Nothing in a hospital moves as fast as I would like. We packed our belongings. Nurses came in to say goodbye. We prepared the car seats. The hospital staff brought in a Radio Flyer wagon so we could cart our stuff out to the car. I went down to the parking lot, packed the car, and returned. And we waited. I felt almost as anxious as I did when I sat in the waiting room during the twins’ birth.

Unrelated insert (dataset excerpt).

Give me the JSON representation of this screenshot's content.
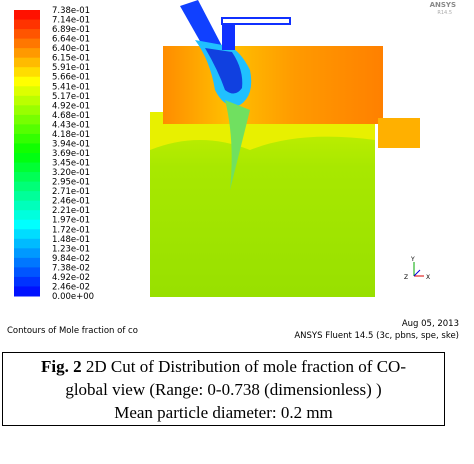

Finally a nurse came in with the last bits of paperwork we needed. We strapped the girls in their car seats, placed the seats on the wagon, and bolted for the elevator. As Carey waited with the twins by the curb we caught a glimpse of our new life. Most of the hospital offices had closed and the parking lot stood still. From out of nowhere three women who must have sensed a tremor in the Force appeared and began to fawn over the girls. We knew from our experience with Elijah that babies have a magnetic pull. With twins that power seemed exponentially stronger. I imagine if you held a compass near the twins, you could not find true north.

We packed the twins into the car and began the hour and half drive home. I remember when we took Elijah home from the hospital, I drove incredibly slowly and carefully. The distance between the Kaiser Walnut Creek facility and our home is only 5.6 miles. Now we had 67.8 miles of road to contend with, including freeways and unlit country roads. Still, the terror of driving with newborns was preferable to another taxing yet mind-numbing day in the hospital. I pulled the car out of the parking lot and we drove to our new reality, grateful to God for the girls’ health and their birthfamily’s generous love.